Summary: #7 in series on Eternity. This sermon deals with the fate of children who die before the "age of accountability.

“Eternity: What Awaits After Death”

Sermon # 7

“What About the Children?”

For the last six weeks we have been exploring the subject of “Eternity: What Awaits After Death.” It is one thing to talk about the death of adults but what about the children. Surely one of the most heartbreaking events a person can experience is the death of a child. And when this happens we are faced with the question, “What about the children who die before they are old enough to make a decision for themselves? And what of those who are mentally disabled and therefore incapable of making such a decision. What happens to them?”

This message is for all those who have lost a baby and for all those of you who will be called upon to minister to someone who has lost a baby. If someone were to ask you, “Is My Baby In Heaven?” how would you respond? If you haven’t faced that question yet, no doubt you will. As believers we are tempted to simply answer, “They are in Heaven!” But do we have or could we give any Scriptural justification for such a belief.

John MacArthur in his book “Safe In Arms of Jesus” discusses the responses given to a couple that had lost a baby. The response should make our skin crawl and we should cringe at the callousness of some of responses. First, he points out that very few of their friends and neighbors ever mentioned the birth of the baby to the couple. Which is bad in itself, most people need reassurance that their child mattered in the lives of others. They want to talk about their child they just don’t want to make you uncomfortable. Saying the child’s name does not bring anything to their minds that they have not thought of! This is the part of their life. If they cry, don’t be uncomfortable, hurt with them.

The wife of one couple that came to visit to the young mother said, “It was for the best, dear. It’s best you forget this ever happened. We don’t need to talk about it again.” Another woman said to her, “It’s too bad you let the baby get so cold.” The young mother said up to that point she had not even considered that her baby’s death might some-how be her fault. Do the things we say, make those who are suffering, suffer more?

But the young mother said that the worst thing that was said to her was not something said to her but something that she overheard being say to her husband, “God must not have wanted your wife to have a daughter.” My what a callous and cold-hearted thing to say

“This young couple’s family, friends and church family ought to have comforted them with answers from the Bible rather than questions about why God allowed the child to die and whether they were in some way to blame.” [John MacArthur. “Safe In the Arms of God: Truth From Heaven About The Death Of A Child. (Nashville: Thomas Nelson, 2003) pp. 9-10]

Let me give a little advice to those who are called to minister to the grieving, weigh your words carefully. Some of the things that I want to say apply to those who are grieving the loss of a child or those who are grieving the loss of some other loved one. Just because things are true, does not mean they need to be said. Some times in trying to say something spiritually helpful we are just insensitive.

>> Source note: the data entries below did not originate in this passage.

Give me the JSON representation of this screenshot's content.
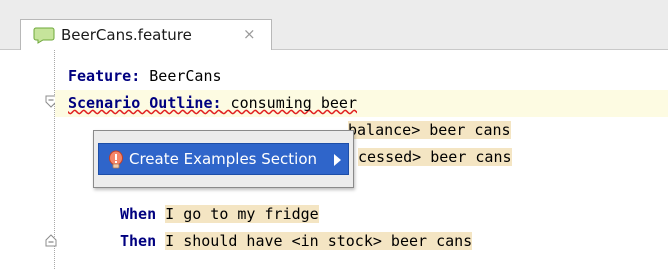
{
  "tab": {
    "title": "BeerCans.feature",
    "close_glyph": "×",
    "icon": "cucumber-feature-icon"
  },
  "editor": {
    "lines": [
      {
        "keyword": "Feature:",
        "text": " BeerCans"
      },
      {
        "keyword": "Scenario Outline:",
        "text": " consuming beer"
      },
      {
        "keyword": "",
        "text": "balance> beer cans"
      },
      {
        "keyword": "",
        "text": "cessed> beer cans"
      },
      {
        "keyword": "When",
        "text": "I go to my fridge"
      },
      {
        "keyword": "Then",
        "text": "I should have <in stock> beer cans"
      }
    ]
  },
  "popup": {
    "item_label": "Create Examples Section",
    "item_icon": "intention-bulb-icon",
    "item_color": "#2f65ca"
  }
}
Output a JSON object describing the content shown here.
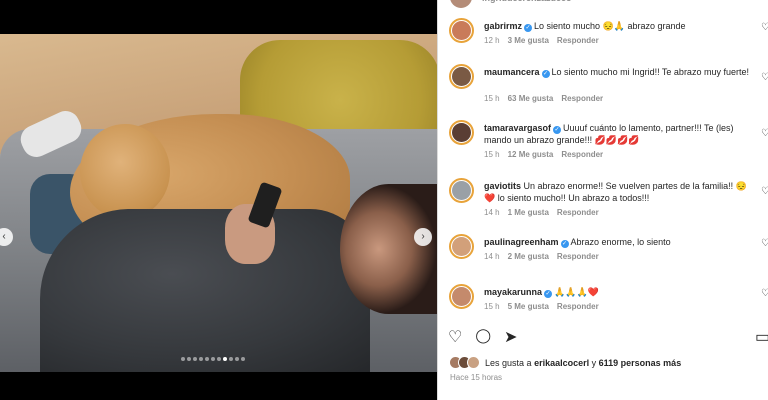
{
  "post_header": {
    "username": "ingriddecrenzazucco"
  },
  "media": {
    "carousel_total": 11,
    "carousel_active_index": 7
  },
  "icons": {
    "nav_prev": "‹",
    "nav_next": "›",
    "like": "♡",
    "comment": "💬",
    "share": "➤",
    "bookmark": "🔖",
    "comment_like": "♡",
    "verified": "✓"
  },
  "comments": [
    {
      "username": "gabrirmz",
      "verified": true,
      "text": "Lo siento mucho 😔🙏 abrazo grande",
      "time": "12 h",
      "likes": "3 Me gusta",
      "reply": "Responder",
      "avatar_color": "#c97b5a"
    },
    {
      "username": "maumancera",
      "verified": true,
      "text": "Lo siento mucho mi Ingrid!! Te abrazo muy fuerte!",
      "time": "15 h",
      "likes": "63 Me gusta",
      "reply": "Responder",
      "avatar_color": "#7a5a44"
    },
    {
      "username": "tamaravargasof",
      "verified": true,
      "text": "Uuuuf cuánto lo lamento, partner!!! Te (les) mando un abrazo grande!!! 💋💋💋💋",
      "time": "15 h",
      "likes": "12 Me gusta",
      "reply": "Responder",
      "avatar_color": "#5a3e34"
    },
    {
      "username": "gaviotits",
      "verified": false,
      "text": "Un abrazo enorme!! Se vuelven partes de la familia!! 😔❤️ lo siento mucho!! Un abrazo a todos!!!",
      "time": "14 h",
      "likes": "1 Me gusta",
      "reply": "Responder",
      "avatar_color": "#9aa0a6"
    },
    {
      "username": "paulinagreenham",
      "verified": true,
      "text": "Abrazo enorme, lo siento",
      "time": "14 h",
      "likes": "2 Me gusta",
      "reply": "Responder",
      "avatar_color": "#d2a07a"
    },
    {
      "username": "mayakarunna",
      "verified": true,
      "text": "🙏🙏🙏❤️",
      "time": "15 h",
      "likes": "5 Me gusta",
      "reply": "Responder",
      "avatar_color": "#c48a6c"
    }
  ],
  "likes_summary": {
    "prefix": "Les gusta a",
    "user": "erikaalcocerl",
    "connector": "y",
    "others": "6119 personas más",
    "avatar_colors": [
      "#a57a62",
      "#6b4c3a",
      "#c9a182"
    ]
  },
  "post_time": "Hace 15 horas"
}
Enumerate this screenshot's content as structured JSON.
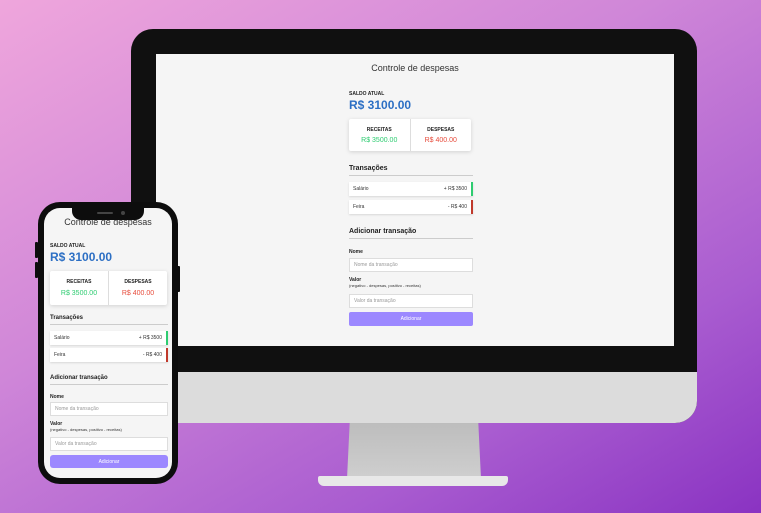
{
  "app": {
    "title": "Controle de despesas",
    "balance_label": "SALDO ATUAL",
    "balance_value": "R$ 3100.00",
    "summary": {
      "income_label": "RECEITAS",
      "income_value": "R$ 3500.00",
      "expense_label": "DESPESAS",
      "expense_value": "R$ 400.00"
    },
    "transactions_title": "Transações",
    "transactions": [
      {
        "name": "Salário",
        "amount": "+ R$ 3500",
        "type": "income"
      },
      {
        "name": "Feira",
        "amount": "- R$ 400",
        "type": "expense"
      }
    ],
    "add_title": "Adicionar transação",
    "name_label": "Nome",
    "name_placeholder": "Nome da transação",
    "value_label": "Valor",
    "value_hint": "(negativo - despesas, positivo - receitas)",
    "value_placeholder": "Valor da transação",
    "add_button": "Adicionar"
  },
  "colors": {
    "accent": "#9c88ff",
    "balance": "#2c6fc4",
    "income": "#2ecc71",
    "expense": "#e74c3c"
  }
}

Some attempt to offer comforting words like, “God has a plan” or “God will really use your testimony,” or “It must have been Gods will.” Like hearing that will make them want to stop grieving now. Yes, it is Gods will, but that doesn’t make it pretty, or fun. Jesus death was horrific, it was terrifying, it was unimaginably painful, it was not ok. It was not wonderful; it was wondrous. Nothing takes that pain from the cross. The resurrection was a separate action and very much a wonderful event, an event that gives us hope of a future in heaven with Christ.

Since this is a tragedy that our family has just experienced with the death of little Aubrey our first grandchild I asked my daughter Nikki to read what I had written and to give me her input, which she graciously did. She wrote of this experience when she said, “Aubrey’s death was horrible, nothing changes that. Anything good that comes from this will be a separate miracle, a grace of God. Any comfort I can give another grieving mother, or any encouragement I can be, is a miracle apart from her death, it does not lessen it in any way, shape, or form. I needed to be reminded of that. It resounded with my heart. I will never look back on this and say it was good. I will never be able to say that I would have chosen this way, I will never agree with this part of the plan. But maybe someday, I will be able to see the separate miracles, the graces along the way that are good. I will grieve, and I will go through the pain, not around it. I will not pretend like it didn’t hurt. I will endure the pain and let God do this thing in me, whatever this thing is. And maybe, just maybe, I’ll come through this time looking a little bit more like Jesus.”